Mark McGlade, Managing Director of Home Instead Senior Care - Exeter & East Devon said: “It is a privilege to support people living with dementia to live life their way and to help them achieve their own goals. As the UK’s leading quality care provider in supporting older people to maintain independence in their own homes, Cognitive Rehabilitation is a perfect fit for Home Instead to take into the local community so that we can support more people with dementia to live well in their own homes. In supporting people to regain confidence and improve their ability to perform the daily tasks that matter most to them as individuals, they may be able to stay in their own homes for longer.”
Dr Doug Brown, Chief Policy and Research Officer at Alzheimer’s Society, said: “It’s great to see these researchers challenging misconceptions by showing that, with the right support, you can live well with dementia. Of the top ten killers dementia is the only one we can’t cure, prevent or even slow down, so learning to live well is crucial for the UK’s 850,000 people with dementia and their carers.
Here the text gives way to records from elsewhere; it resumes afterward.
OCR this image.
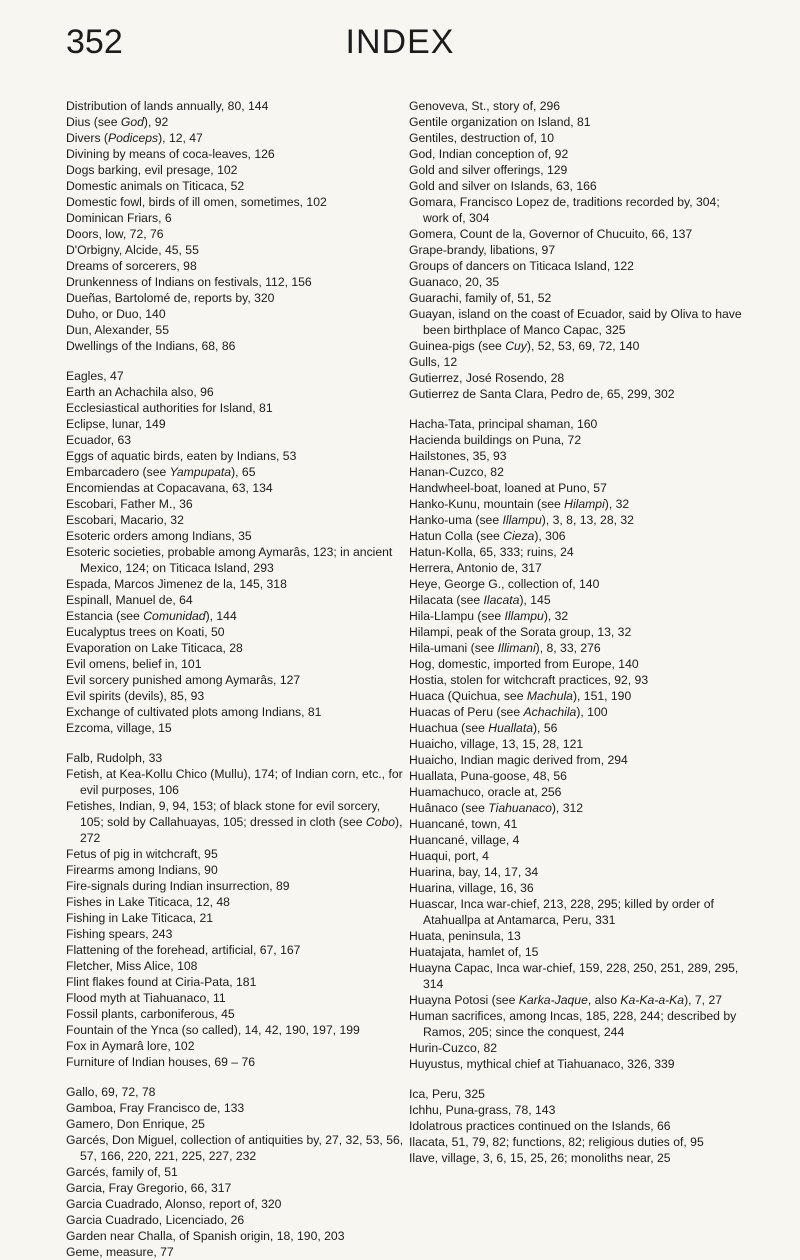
352	INDEX

Distribution of lands annually, 80, 144

Dius (see God), 92

Divers (Podiceps), 12, 47

Divining by means of coca-leaves, 126

Dogs barking, evil presage, 102

Domestic animals on Titicaca, 52

Domestic fowl, birds of ill omen, sometimes, 102

Dominican Friars, 6

Doors, low, 72, 76

D'Orbigny, Alcide, 45, 55

Dreams of sorcerers, 98

Drunkenness of Indians on festivals, 112, 156

Dueñas, Bartolomé de, reports by, 320

Duho, or Duo, 140

Dun, Alexander, 55

Dwellings of the Indians, 68, 86

Eagles, 47

Earth an Achachila also, 96

Ecclesiastical authorities for Island, 81

Eclipse, lunar, 149

Ecuador, 63

Eggs of aquatic birds, eaten by Indians, 53

Embarcadero (see Yampupata), 65

Encomiendas at Copacavana, 63, 134

Escobari, Father M., 36

Escobari, Macario, 32

Esoteric orders among Indians, 35

Esoteric societies, probable among Aymarâs, 123; in ancient Mexico, 124; on Titicaca Island, 293

Espada, Marcos Jimenez de la, 145, 318

Espinall, Manuel de, 64

Estancia (see Comunidad), 144

Eucalyptus trees on Koati, 50

Evaporation on Lake Titicaca, 28

Evil omens, belief in, 101

Evil sorcery punished among Aymarâs, 127

Evil spirits (devils), 85, 93

Exchange of cultivated plots among Indians, 81

Ezcoma, village, 15

Falb, Rudolph, 33

Fetish, at Kea-Kollu Chico (Mullu), 174; of Indian corn, etc., for evil purposes, 106

Fetishes, Indian, 9, 94, 153; of black stone for evil sorcery, 105; sold by Callahuayas, 105; dressed in cloth (see Cobo), 272

Fetus of pig in witchcraft, 95

Firearms among Indians, 90

Fire-signals during Indian insurrection, 89

Fishes in Lake Titicaca, 12, 48

Fishing in Lake Titicaca, 21

Fishing spears, 243

Flattening of the forehead, artificial, 67, 167

Fletcher, Miss Alice, 108

Flint flakes found at Ciria-Pata, 181

Flood myth at Tiahuanaco, 11

Fossil plants, carboniferous, 45

Fountain of the Ynca (so called), 14, 42, 190, 197, 199

Fox in Aymarâ lore, 102

Furniture of Indian houses, 69 – 76

Gallo, 69, 72, 78

Gamboa, Fray Francisco de, 133

Gamero, Don Enrique, 25

Garcés, Don Miguel, collection of antiquities by, 27, 32, 53, 56, 57, 166, 220, 221, 225, 227, 232

Garcés, family of, 51

Garcia, Fray Gregorio, 66, 317

Garcia Cuadrado, Alonso, report of, 320

Garcia Cuadrado, Licenciado, 26

Garden near Challa, of Spanish origin, 18, 190, 203

Geme, measure, 77

Genoveva, St., story of, 296

Gentile organization on Island, 81

Gentiles, destruction of, 10

God, Indian conception of, 92

Gold and silver offerings, 129

Gold and silver on Islands, 63, 166

Gomara, Francisco Lopez de, traditions recorded by, 304; work of, 304

Gomera, Count de la, Governor of Chucuito, 66, 137

Grape-brandy, libations, 97

Groups of dancers on Titicaca Island, 122

Guanaco, 20, 35

Guarachi, family of, 51, 52

Guayan, island on the coast of Ecuador, said by Oliva to have been birthplace of Manco Capac, 325

Guinea-pigs (see Cuy), 52, 53, 69, 72, 140

Gulls, 12

Gutierrez, José Rosendo, 28

Gutierrez de Santa Clara, Pedro de, 65, 299, 302

Hacha-Tata, principal shaman, 160

Hacienda buildings on Puna, 72

Hailstones, 35, 93

Hanan-Cuzco, 82

Handwheel-boat, loaned at Puno, 57

Hanko-Kunu, mountain (see Hilampi), 32

Hanko-uma (see Illampu), 3, 8, 13, 28, 32

Hatun Colla (see Cieza), 306

Hatun-Kolla, 65, 333; ruins, 24

Herrera, Antonio de, 317

Heye, George G., collection of, 140

Hilacata (see Ilacata), 145

Hila-Llampu (see Illampu), 32

Hilampi, peak of the Sorata group, 13, 32

Hila-umani (see Illimani), 8, 33, 276

Hog, domestic, imported from Europe, 140

Hostia, stolen for witchcraft practices, 92, 93

Huaca (Quichua, see Machula), 151, 190

Huacas of Peru (see Achachila), 100

Huachua (see Huallata), 56

Huaicho, village, 13, 15, 28, 121

Huaicho, Indian magic derived from, 294

Huallata, Puna-goose, 48, 56

Huamachuco, oracle at, 256

Huânaco (see Tiahuanaco), 312

Huancané, town, 41

Huancané, village, 4

Huaqui, port, 4

Huarina, bay, 14, 17, 34

Huarina, village, 16, 36

Huascar, Inca war-chief, 213, 228, 295; killed by order of Atahuallpa at Antamarca, Peru, 331

Huata, peninsula, 13

Huatajata, hamlet of, 15

Huayna Capac, Inca war-chief, 159, 228, 250, 251, 289, 295, 314

Huayna Potosi (see Karka-Jaque, also Ka-Ka-a-Ka), 7, 27

Human sacrifices, among Incas, 185, 228, 244; described by Ramos, 205; since the conquest, 244

Hurin-Cuzco, 82

Huyustus, mythical chief at Tiahuanaco, 326, 339

Ica, Peru, 325

Ichhu, Puna-grass, 78, 143

Idolatrous practices continued on the Islands, 66

Ilacata, 51, 79, 82; functions, 82; religious duties of, 95

Ilave, village, 3, 6, 15, 25, 26; monoliths near, 25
“This research shows people with early-stage dementia can learn new skills to help them maintain their independence, social lives and personal safety. The personalised nature of this therapy highlights that everyone with dementia is different, so setting individual goals and tailoring care to each person had clear benefits.
“Alzheimer’s Society has supported the researchers throughout this work to ensure that the therapy could be smoothly used in real life by the NHS and social care so we’re thrilled that 13 organisations have already signed up to bring this vital support closer to the people who need it and hope many more will follow.”